The potential breakthrough elated people with chronic fatigue syndrome, an illness that had baffled scientists and doctors for decades. Not waiting for other scientists to confirm the finding, Mikovits began linking XMRV to autism and other disorders, despite a lack of evidence. Some patients, including Deckoff-Jones, began taking anti-retroviral drugs designed to treat HIV.
But other teams of scientists repeatedly failed to replicate the Mikovits team's results, and evidence mounted that the finding was actually the result of lab contamination.
In September, a study was published showing the Whittemore Peterson Institute could not reliably find evidence of XMRV in patients' blood. The institute fired Mikovits and later filed suit. Mikovits was arrested in California in November, and Science retracted her paper the following month.
This week's dismissal of charges was a bit of good news for Mikovits and her frustrated supporters.
"The charges against Dr. Mikovits never seemed to hold water to many of us in the patient community," one supporter, Boston playwright Rivka Solomon, wrote in an email. "In this whole three-year drama we've all watched unfold, many of us feel Mikovits has acted really selflessly. I hold her in very high esteem."
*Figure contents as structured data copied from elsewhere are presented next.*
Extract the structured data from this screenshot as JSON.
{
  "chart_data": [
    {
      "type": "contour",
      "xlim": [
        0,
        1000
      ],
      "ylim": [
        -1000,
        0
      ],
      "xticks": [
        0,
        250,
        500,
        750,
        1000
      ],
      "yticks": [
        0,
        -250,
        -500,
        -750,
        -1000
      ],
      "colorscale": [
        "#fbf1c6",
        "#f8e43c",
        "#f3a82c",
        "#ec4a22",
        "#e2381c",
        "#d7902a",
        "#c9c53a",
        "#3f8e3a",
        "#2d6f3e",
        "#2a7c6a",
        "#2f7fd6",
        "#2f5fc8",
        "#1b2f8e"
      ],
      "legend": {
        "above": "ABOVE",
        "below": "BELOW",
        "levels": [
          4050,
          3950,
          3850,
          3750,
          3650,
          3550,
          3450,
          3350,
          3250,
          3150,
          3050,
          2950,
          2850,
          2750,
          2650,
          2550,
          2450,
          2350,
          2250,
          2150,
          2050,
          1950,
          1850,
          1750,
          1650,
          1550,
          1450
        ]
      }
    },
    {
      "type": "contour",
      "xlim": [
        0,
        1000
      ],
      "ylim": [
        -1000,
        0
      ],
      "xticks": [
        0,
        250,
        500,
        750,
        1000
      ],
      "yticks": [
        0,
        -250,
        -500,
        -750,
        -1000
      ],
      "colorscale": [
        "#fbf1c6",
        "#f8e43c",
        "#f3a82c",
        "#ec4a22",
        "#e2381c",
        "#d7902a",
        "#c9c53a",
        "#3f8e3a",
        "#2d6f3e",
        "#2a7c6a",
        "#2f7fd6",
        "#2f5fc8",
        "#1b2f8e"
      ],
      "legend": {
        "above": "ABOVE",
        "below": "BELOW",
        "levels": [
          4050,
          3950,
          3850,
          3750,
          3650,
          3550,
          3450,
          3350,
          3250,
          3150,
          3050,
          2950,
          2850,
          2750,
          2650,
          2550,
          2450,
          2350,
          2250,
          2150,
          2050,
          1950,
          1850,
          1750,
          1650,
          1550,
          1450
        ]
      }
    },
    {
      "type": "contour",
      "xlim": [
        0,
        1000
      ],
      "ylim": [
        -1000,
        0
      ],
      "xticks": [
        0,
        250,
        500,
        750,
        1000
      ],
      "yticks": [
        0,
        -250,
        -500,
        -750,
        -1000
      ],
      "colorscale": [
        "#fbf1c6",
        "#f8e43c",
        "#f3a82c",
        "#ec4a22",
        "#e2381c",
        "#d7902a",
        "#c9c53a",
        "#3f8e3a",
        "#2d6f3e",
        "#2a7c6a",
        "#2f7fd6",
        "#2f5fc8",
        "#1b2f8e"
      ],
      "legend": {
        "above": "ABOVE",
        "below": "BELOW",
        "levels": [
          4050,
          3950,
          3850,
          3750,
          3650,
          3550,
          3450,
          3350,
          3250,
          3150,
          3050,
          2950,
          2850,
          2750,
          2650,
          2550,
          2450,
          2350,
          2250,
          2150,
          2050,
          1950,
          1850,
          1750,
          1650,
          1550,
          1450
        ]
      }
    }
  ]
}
Hall said the charges were dismissed not because the case lacked merit but because of issues related to the family of institute founder Annette Whittemore. Her husband, Harvey, a Nevada lobbyist and lawyer, was indicted June 6 by a federal grand jury on charges he made illegal campaign contributions to a congressman, caused a campaign committee to make false statements to the Federal Election Commission and lied to FBI agents, according to the Department of Justice.
Harvey Whittemore was arraigned June 7 and pleaded not guilty to all counts. His attorneys John Arrascada and Dominic Gentile emphasized in an email that Whittemore did not sit on the institute board of directors. "The federal indictment has absolutely nothing to do with the foundation or its ongoing mission to discover a cure for chronic fatigue syndrome," they wrote.